Il resta un instant pensif, puis, avec une grande tristesse:
—C'est un fait singulier que ce Carvajan, qui a pressuré le pays tout entier, soit respecté, et que moi, qui n'ai jamais rendu que des services... je sois honni...
—On ne respecte pas M. Carvajan, dit Malézeau, on le craint, Monsieur le marquis, ce qui est bien différent. Il a une main dans toutes les caisses; et ceux qui pourraient tenter, Monsieur le marquis, de lui résister, Monsieur le marquis, savent qu'il leur en coûterait cher...
M. de Clairefont ne répondit pas: il était tombé dans une grave méditation. La sombre figure de Carvajan, appuyé à la petite porte du magasin de Gâtelier, s'était dressée au fond de son souvenir. Il lisait la jalousie, la haine, dans ses regards. Et toutes les désastreuses conséquences de cet antagonisme commencé ce jour-là lui apparaissaient une à une. Quelle lente et constante progression! La désaffection de son entourage, l'hostilité constante des paysans, le mauvais vouloir des fonctionnaires, et tout le monde le fuyant comme un pestiféré. Il avait été mis, lui, l'ancien maître du pays, hors la loi par ce parvenu. Et l'œuvre de rancune, commencée il y avait vingt ans, était presque consommée. De sa fortune, de son influence, il ne restait plus que de misérables vestiges. Et l'auteur de ce désastre, debout sur les décombres de l'édifice sapé par lui, triomphait, ricanant et cynique. Oui, il en coûtait cher à ceux qui tentaient de lui résister. Nul ne le savait mieux qu'Honoré. Et, avec angoisse, le vieillard se demandait ce que son implacable ennemi pourrait bien essayer de lui prendre maintenant.

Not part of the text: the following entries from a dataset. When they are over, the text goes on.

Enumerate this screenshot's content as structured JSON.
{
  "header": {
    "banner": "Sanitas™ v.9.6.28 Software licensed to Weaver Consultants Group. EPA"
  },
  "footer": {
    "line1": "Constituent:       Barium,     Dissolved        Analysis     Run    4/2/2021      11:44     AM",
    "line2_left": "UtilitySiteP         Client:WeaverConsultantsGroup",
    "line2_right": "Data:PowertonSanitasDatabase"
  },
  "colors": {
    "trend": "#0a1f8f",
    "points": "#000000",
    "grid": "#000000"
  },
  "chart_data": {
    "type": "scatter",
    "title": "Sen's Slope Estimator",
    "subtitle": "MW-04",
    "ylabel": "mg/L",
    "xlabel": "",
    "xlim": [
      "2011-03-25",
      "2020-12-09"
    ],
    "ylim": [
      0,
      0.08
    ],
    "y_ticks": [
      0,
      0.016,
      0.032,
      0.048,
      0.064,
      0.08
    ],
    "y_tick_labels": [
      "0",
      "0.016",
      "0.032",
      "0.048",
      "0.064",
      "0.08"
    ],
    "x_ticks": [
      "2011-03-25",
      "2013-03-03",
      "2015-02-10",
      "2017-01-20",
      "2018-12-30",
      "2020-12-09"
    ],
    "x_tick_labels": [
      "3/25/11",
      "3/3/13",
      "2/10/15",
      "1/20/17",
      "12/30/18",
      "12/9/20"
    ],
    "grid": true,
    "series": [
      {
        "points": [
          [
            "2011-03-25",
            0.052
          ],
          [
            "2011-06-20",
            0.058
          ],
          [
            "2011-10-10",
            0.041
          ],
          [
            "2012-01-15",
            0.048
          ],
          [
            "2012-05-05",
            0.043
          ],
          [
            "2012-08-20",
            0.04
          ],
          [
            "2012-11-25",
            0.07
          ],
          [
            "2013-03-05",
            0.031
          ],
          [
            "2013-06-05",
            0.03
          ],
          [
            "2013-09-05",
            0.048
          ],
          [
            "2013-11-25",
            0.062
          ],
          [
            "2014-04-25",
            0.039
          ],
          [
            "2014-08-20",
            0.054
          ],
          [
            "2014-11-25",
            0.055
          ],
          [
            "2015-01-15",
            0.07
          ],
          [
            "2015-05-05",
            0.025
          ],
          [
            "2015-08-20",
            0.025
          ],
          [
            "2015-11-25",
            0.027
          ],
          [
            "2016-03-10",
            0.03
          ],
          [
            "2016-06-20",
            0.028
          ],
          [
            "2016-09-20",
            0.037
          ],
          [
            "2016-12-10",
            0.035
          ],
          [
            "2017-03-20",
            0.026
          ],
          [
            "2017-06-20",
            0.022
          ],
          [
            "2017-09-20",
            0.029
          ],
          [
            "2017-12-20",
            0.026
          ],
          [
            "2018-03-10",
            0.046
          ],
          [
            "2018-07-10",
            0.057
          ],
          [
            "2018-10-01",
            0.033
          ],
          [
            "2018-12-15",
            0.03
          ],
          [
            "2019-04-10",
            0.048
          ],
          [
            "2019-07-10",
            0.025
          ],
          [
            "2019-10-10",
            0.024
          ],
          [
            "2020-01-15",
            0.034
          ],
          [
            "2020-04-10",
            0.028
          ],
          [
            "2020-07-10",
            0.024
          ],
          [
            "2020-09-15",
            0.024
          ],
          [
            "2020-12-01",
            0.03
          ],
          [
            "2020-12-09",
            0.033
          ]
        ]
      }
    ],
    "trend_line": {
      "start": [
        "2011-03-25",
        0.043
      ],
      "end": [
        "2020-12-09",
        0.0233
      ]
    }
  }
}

Allait-il l'attaquer dans son honneur? Sur ce point-là, cependant, il se croyait invulnérable. On pouvait contribuer à hâter sa ruine par des manœuvres cachées, mais parvenir à souiller son nom, cela lui paraissait impossible. Qu'importait donc? Ne se relèverait-il pas? Une seule découverte, conduite à un résultat pratique, suffirait, et il venait d'inventer un fourneau qui, employé dans les usines, devait faire réaliser des économies immenses. Ce serait pour lui une source de revenus incalculables. Le monde entier deviendrait son tributaire, et il récolterait enfin, après avoir semé pendant toute sa vie. Ils seraient bien étonnés, ceux qui le considéraient comme un insensé. Sa belle-sœur de Saint-Maurice, la première, qui ne croyait pas à ses créations. Et Carvajan, qui, avec sa finasserie de paysan, avait osé entamer la lutte, que deviendraient, ses moyens misérables et ses embûches mesquines? Ses filets ne seraient pas assez solides pour retenir la proie qu'il avait convoitée. Il serait écrasé, anéanti, balayé en un instant. On pourrait faire la différence entre le tripoteur aux idées étroites et vulgaires et le savant aux conceptions puissantes et fécondes.
Peu à peu, s'animant à la pensée de cette réussite tant de fois rêvée, le marquis redevint souriant, son front s'éclaircit, il se frotta vivement les mains et, poussant une exclamation joyeuse:
—Nous verrons bien! Allez! mes amis... le petit bonhomme vit encore!